Setting up boundaries and limits related to screen time is just as important for adults as it is for kids. There are apps and tools on your phone or other devices that are available to help you track your screen time and set limits for yourself.
iPhones give you a screen time report with the average time spent per day on your phone and how it compared to the previous week.
You can go into your settings and schedule downtime or set time limits for each app. Most Android devices also have this feature within their settings.
You can also use devices like an Apple watch or Fitbit that will remind you to move when you have been inactive for a period of time. Use these reminders to take a break from the screen.
Awareness and reminders are key to support you in beginning to wisely manage your screen time. Managing screen time is something you can do to support your overall well being.
How to Manage Screen Time
There are a variety of ways you can set boundaries and limits for screen time. Here are a few ideas:
- Create phone free zones like the dinner table or the bedroom so those spaces are always off limits for devices.
- Create a schedule and identify certain times during the day that you will avoid spending time on a screen such as first thing in the morning, while you are eating or right before bed.

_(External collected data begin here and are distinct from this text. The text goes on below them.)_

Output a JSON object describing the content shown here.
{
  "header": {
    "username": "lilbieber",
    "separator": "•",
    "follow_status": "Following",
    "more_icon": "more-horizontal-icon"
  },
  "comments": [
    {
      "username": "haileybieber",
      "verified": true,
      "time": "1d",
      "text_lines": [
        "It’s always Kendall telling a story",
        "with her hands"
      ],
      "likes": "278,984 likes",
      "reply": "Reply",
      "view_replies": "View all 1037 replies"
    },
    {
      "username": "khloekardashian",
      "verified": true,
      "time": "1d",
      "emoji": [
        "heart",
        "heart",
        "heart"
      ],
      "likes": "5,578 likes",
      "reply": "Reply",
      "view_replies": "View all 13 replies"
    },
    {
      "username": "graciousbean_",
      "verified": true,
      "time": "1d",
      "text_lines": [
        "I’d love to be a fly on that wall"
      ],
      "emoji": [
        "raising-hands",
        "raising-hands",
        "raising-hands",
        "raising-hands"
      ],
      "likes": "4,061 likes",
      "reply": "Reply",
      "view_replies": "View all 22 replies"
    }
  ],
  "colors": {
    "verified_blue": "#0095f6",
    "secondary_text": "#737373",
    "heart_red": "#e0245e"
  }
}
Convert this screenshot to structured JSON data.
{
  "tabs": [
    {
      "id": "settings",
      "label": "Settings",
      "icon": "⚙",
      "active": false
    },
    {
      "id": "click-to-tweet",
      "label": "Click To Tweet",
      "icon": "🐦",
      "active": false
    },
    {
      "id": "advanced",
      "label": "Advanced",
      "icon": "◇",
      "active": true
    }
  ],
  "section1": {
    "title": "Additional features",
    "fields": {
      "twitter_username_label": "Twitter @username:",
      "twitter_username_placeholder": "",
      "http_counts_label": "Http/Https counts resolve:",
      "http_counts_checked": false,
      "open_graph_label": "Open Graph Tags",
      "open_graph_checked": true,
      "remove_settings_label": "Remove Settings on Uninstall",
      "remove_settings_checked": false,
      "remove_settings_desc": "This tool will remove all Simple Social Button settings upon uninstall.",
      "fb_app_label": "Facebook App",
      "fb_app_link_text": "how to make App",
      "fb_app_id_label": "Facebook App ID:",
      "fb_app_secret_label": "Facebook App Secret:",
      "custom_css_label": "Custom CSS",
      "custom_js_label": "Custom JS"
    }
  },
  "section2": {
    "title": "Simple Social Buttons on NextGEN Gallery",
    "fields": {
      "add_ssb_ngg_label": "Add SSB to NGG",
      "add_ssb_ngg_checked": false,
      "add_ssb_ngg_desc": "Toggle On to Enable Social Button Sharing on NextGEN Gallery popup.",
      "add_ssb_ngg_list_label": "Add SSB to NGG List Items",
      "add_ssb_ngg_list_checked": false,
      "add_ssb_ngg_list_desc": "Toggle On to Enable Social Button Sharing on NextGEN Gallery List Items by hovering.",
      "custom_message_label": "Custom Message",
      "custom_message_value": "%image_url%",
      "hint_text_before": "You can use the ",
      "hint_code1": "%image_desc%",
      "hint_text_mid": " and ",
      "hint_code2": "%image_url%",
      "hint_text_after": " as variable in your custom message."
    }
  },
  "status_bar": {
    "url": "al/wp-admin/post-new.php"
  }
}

- Develop a family agreement to hold each other accountable. Establish times and spaces that are acceptable for your devices and give reminders to each other when one of you is on your device outside of the identified times and/or spaces.
When setting boundaries and limits on screen time you will need to be intentional and goal directed.
If you are experiencing dissatisfaction, boredom, difficulty being present, difficulty concentrating or enjoying life, decreased personal interactions, trouble with relationships or poor sleep habits it may be directly related to the amount of time you spend in front of a screen.
It can help to identify what you are struggling with and then track how cutting back on your screen impacts those specific struggles. If you see positive results you will likely be encouraged to stick to your boundaries and limits on screen time.
Focusing on these three things can make all the difference:
- understanding how screen time can affect your mental health
- increasing your awareness of tools and strategies to limit screen time
- developing a plan to put effective boundaries in place.